Chartered accountants around the country are pleased to see changes that will address the long-standing unfair tax treatment of New Zealanders who receive backdated lump sum payments from the Accident Compensation Corporation (ACC), says CA ANZ NZ Tax Leader John Cuthbertson FCA.
As detailed in the latest taxation omnibus Bill, the tax liability on backed lump sum payments is set to be calculated on an averaged basis over a four year period, rather than solely in the year of receipt.
“Under current tax law, if an individual receives a backdated lump sum payment from the ACC, they are taxed in the year that it is received, at their marginal tax rates, even if the sum relates to compensation from earlier years,” said Mr Cuthbertson.
“That means more of the payment goes back to the Government, and less to the individual, which is just plain unfair.”
“It’s a familiar scenario for many kiwis who have an accident, suffer a serious injury, and then been in dispute with ACC about eligibility for compensation, or the amount of compensation.”

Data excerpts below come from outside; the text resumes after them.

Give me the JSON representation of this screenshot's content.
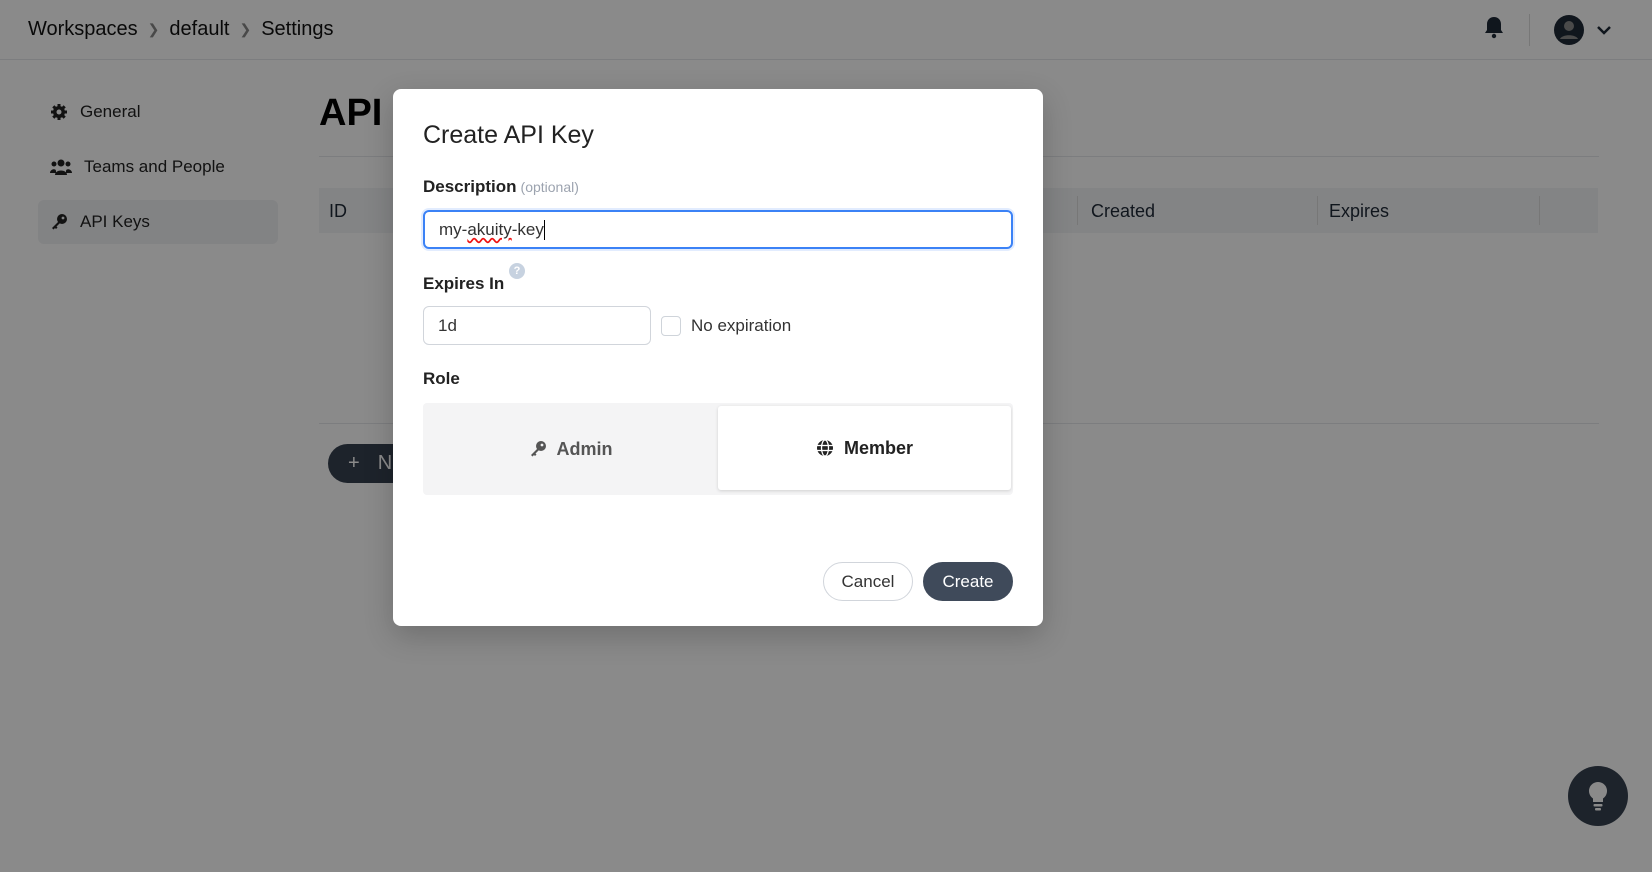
{
  "breadcrumb": [
    "Workspaces",
    "default",
    "Settings"
  ],
  "sidebar": {
    "items": [
      {
        "label": "General",
        "icon": "gear-icon"
      },
      {
        "label": "Teams and People",
        "icon": "users-icon"
      },
      {
        "label": "API Keys",
        "icon": "key-icon",
        "active": true
      }
    ]
  },
  "page": {
    "heading": "API",
    "table_headers": [
      "ID",
      "Created",
      "Expires"
    ],
    "new_button": "N"
  },
  "dialog": {
    "title": "Create API Key",
    "description_label": "Description",
    "description_optional": "(optional)",
    "description_value": "my-akuity-key",
    "expires_label": "Expires In",
    "help": "?",
    "expires_value": "1d",
    "no_expiration_label": "No expiration",
    "no_expiration_checked": false,
    "role_label": "Role",
    "roles": [
      {
        "label": "Admin",
        "icon": "key-icon",
        "selected": false
      },
      {
        "label": "Member",
        "icon": "globe-icon",
        "selected": true
      }
    ],
    "cancel": "Cancel",
    "create": "Create"
  },
  "colors": {
    "primary_button": "#3f4a5a",
    "focus": "#3b82f6"
  }
}
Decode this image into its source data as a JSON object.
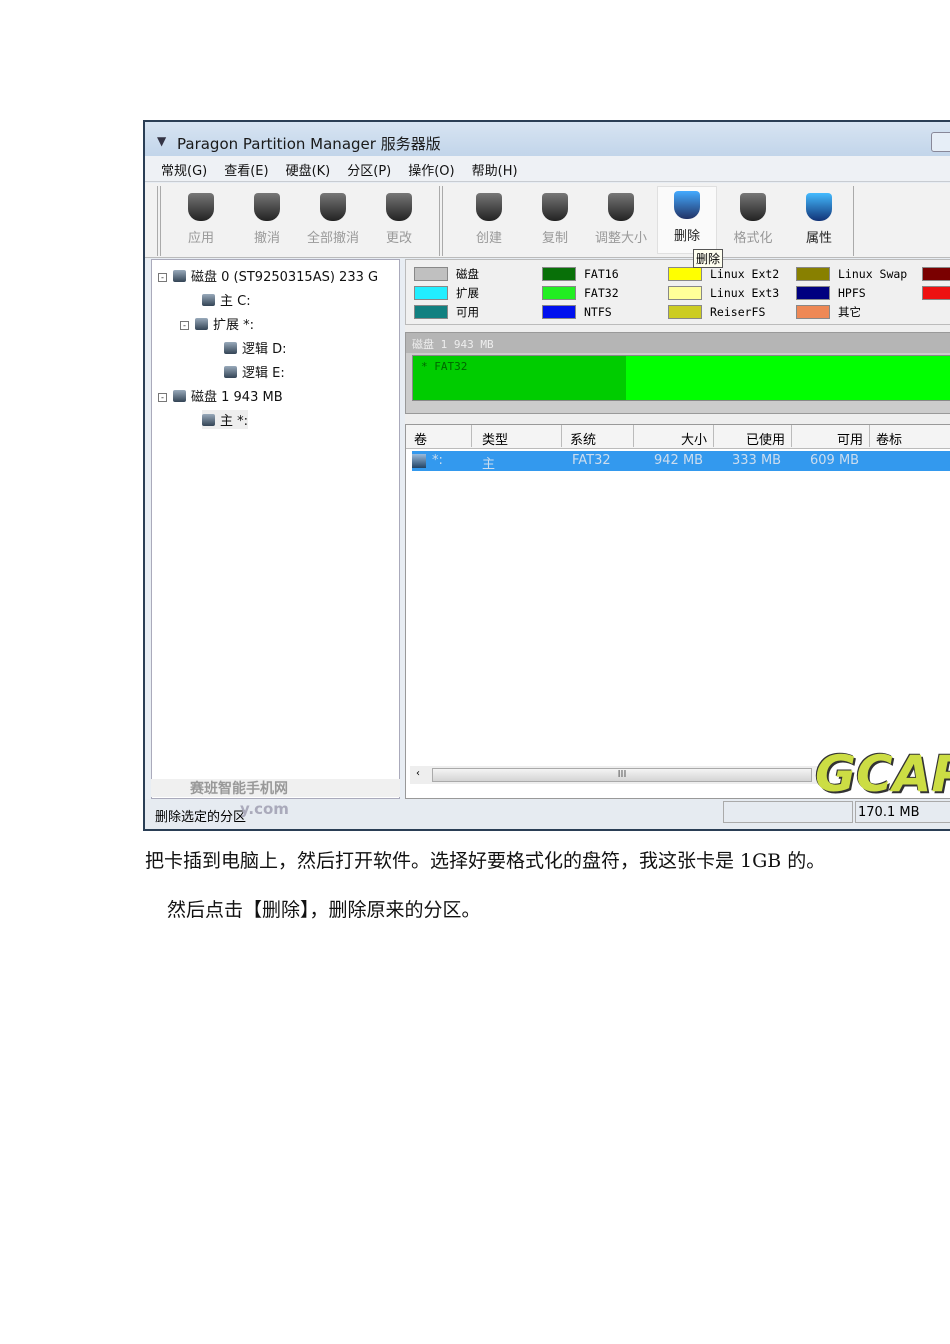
{
  "window": {
    "title": "Paragon Partition Manager 服务器版"
  },
  "menu": [
    "常规(G)",
    "查看(E)",
    "硬盘(K)",
    "分区(P)",
    "操作(O)",
    "帮助(H)"
  ],
  "toolbar": [
    {
      "label": "应用",
      "enabled": false
    },
    {
      "label": "撤消",
      "enabled": false
    },
    {
      "label": "全部撤消",
      "enabled": false
    },
    {
      "label": "更改",
      "enabled": false
    },
    {
      "label": "创建",
      "enabled": false
    },
    {
      "label": "复制",
      "enabled": false
    },
    {
      "label": "调整大小",
      "enabled": false
    },
    {
      "label": "删除",
      "enabled": true
    },
    {
      "label": "格式化",
      "enabled": false
    },
    {
      "label": "属性",
      "enabled": true
    }
  ],
  "tooltip": "删除",
  "tree": [
    "磁盘 0 (ST9250315AS) 233 G",
    "主 C:",
    "扩展 *:",
    "逻辑 D:",
    "逻辑 E:",
    "磁盘 1 943 MB",
    "主 *:"
  ],
  "legend": [
    {
      "label": "磁盘",
      "color": "#c0c0c0"
    },
    {
      "label": "扩展",
      "color": "#22eeff"
    },
    {
      "label": "可用",
      "color": "#118080"
    },
    {
      "label": "FAT16",
      "color": "#087008"
    },
    {
      "label": "FAT32",
      "color": "#22ee22"
    },
    {
      "label": "NTFS",
      "color": "#0010ee"
    },
    {
      "label": "Linux Ext2",
      "color": "#ffff00"
    },
    {
      "label": "Linux Ext3",
      "color": "#ffff99"
    },
    {
      "label": "ReiserFS",
      "color": "#cccc22"
    },
    {
      "label": "Linux Swap",
      "color": "#888000"
    },
    {
      "label": "HPFS",
      "color": "#000080"
    },
    {
      "label": "其它",
      "color": "#ee8855"
    }
  ],
  "diskmap": {
    "header": "磁盘 1 943 MB",
    "partition": "*  FAT32"
  },
  "table": {
    "headers": [
      "卷",
      "类型",
      "系统",
      "大小",
      "已使用",
      "可用",
      "卷标"
    ],
    "rows": [
      [
        "*:",
        "主",
        "FAT32",
        "942 MB",
        "333 MB",
        "609 MB",
        ""
      ]
    ]
  },
  "status": {
    "text": "删除选定的分区",
    "size": "170.1 MB"
  },
  "watermark": {
    "site": "赛班智能手机网",
    "domain": "y.com",
    "logo": "GCAP"
  },
  "doc": {
    "line1": "把卡插到电脑上，然后打开软件。选择好要格式化的盘符，我这张卡是 1GB 的。",
    "line2": "然后点击【删除】，删除原来的分区。"
  }
}
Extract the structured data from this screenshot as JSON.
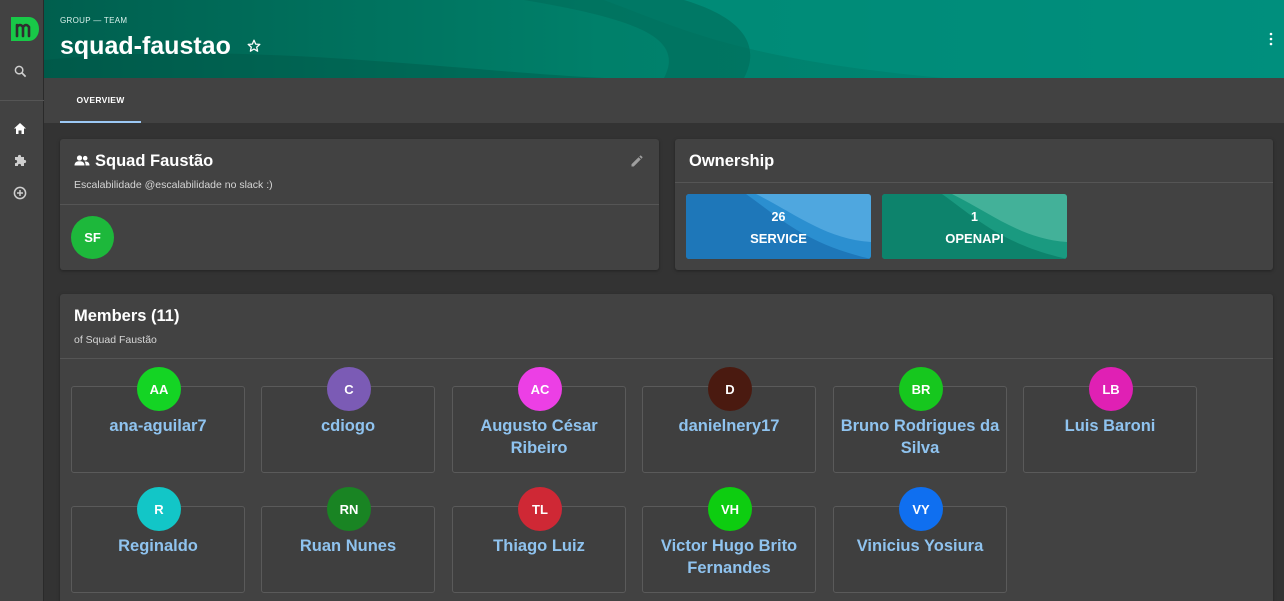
{
  "header": {
    "breadcrumb": "GROUP — TEAM",
    "title": "squad-faustao",
    "gradient_colors": [
      "#005f4e",
      "#00897b"
    ]
  },
  "tabs": [
    {
      "label": "OVERVIEW",
      "active": true
    }
  ],
  "group_card": {
    "title": "Squad Faustão",
    "description": "Escalabilidade @escalabilidade no slack :)",
    "avatar_initials": "SF",
    "avatar_color": "#1db83b"
  },
  "ownership": {
    "title": "Ownership",
    "tiles": [
      {
        "count": "26",
        "label": "SERVICE",
        "color": "#2d8fcf"
      },
      {
        "count": "1",
        "label": "OPENAPI",
        "color": "#1b9e82"
      }
    ]
  },
  "members_card": {
    "title": "Members (11)",
    "subtitle": "of Squad Faustão",
    "members": [
      {
        "initials": "AA",
        "name": "ana-aguilar7",
        "color": "#14d424"
      },
      {
        "initials": "C",
        "name": "cdiogo",
        "color": "#7b5bb5"
      },
      {
        "initials": "AC",
        "name": "Augusto César Ribeiro",
        "color": "#ec3fe5"
      },
      {
        "initials": "D",
        "name": "danielnery17",
        "color": "#4a1a10"
      },
      {
        "initials": "BR",
        "name": "Bruno Rodrigues da Silva",
        "color": "#16c71e"
      },
      {
        "initials": "LB",
        "name": "Luis Baroni",
        "color": "#e020b4"
      },
      {
        "initials": "R",
        "name": "Reginaldo",
        "color": "#12c6c7"
      },
      {
        "initials": "RN",
        "name": "Ruan Nunes",
        "color": "#198423"
      },
      {
        "initials": "TL",
        "name": "Thiago Luiz",
        "color": "#cf2835"
      },
      {
        "initials": "VH",
        "name": "Victor Hugo Brito Fernandes",
        "color": "#0dcd10"
      },
      {
        "initials": "VY",
        "name": "Vinicius Yosiura",
        "color": "#0f6ff0"
      }
    ]
  },
  "sidebar": {
    "items": [
      {
        "icon": "search-icon"
      },
      {
        "icon": "home-icon"
      },
      {
        "icon": "puzzle-icon"
      },
      {
        "icon": "add-circle-icon"
      }
    ]
  },
  "colors": {
    "accent": "#9cc9f5",
    "member_name": "#8fc3ef",
    "logo_green": "#18c948"
  }
}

“These disputes can take multiple years to resolve so when the payment finally comes through it can bump them into the next tax bracket and beyond. It’s unfair, because if there hadn’t been a dispute, they would have been paid out across multiple years and would be much less likely to shift the client into a higher marginal tax bracket.”
Between 2012 and 2016, over 6,000 clients won their ACC decision reviews, some of which ran over multiple years.
“The proposal is that a backdated lump sum ACC payment will be taxed at the individual’s average tax rate, calculated as if the payment had been spread over the preceding four years.”
“Having an accident and being off work is stressful enough, without a tax technicality taking more of your money. This has been a longstanding issue that we’ve raised so we’re pleased to see this change.”
Mr Cuthbertson provided an example of the current legislation’s unfairness.
“Say someone on an annual salary of $68,000 – just under the up to $70,000, 30% tax bracket – has a serious accident, can’t work, and applies for ACC. For whatever reason there’s a dispute, which is resolved 3 years later, and they get a lump sum payment of 80% of their salary over that period, which comes to $163,200. Unfortunately, that shifts them into the 33% tax bracket, due to no fault of their own, and they’re going to pay a significant chunk – over $93,000 – at the higher 33% tax rate. That’s been the situation for many kiwis over the years and it’s not fair. And it’s not uncommon for the sums in question to be bigger, and the disputes to run much longer.”
“However, we are not quite there yet, as the proposed change is only intended to apply to payments made from 1 April 2024. This is a cruel and unsatisfactory outcome for pre-1 April 2024 recipients, who if they are aware of the proposed change, would not push ACC to settle their claim in the remaining months.”
“It’s CA ANZ’s view that the solution should apply to payments made on, or after the date that the proposed changes were announced (18 May 2023), or that any ACC recipients who received a payment during the year ended 31 March 2024 should be eligible for the new tax treatment,” concluded Mr Cuthbertson.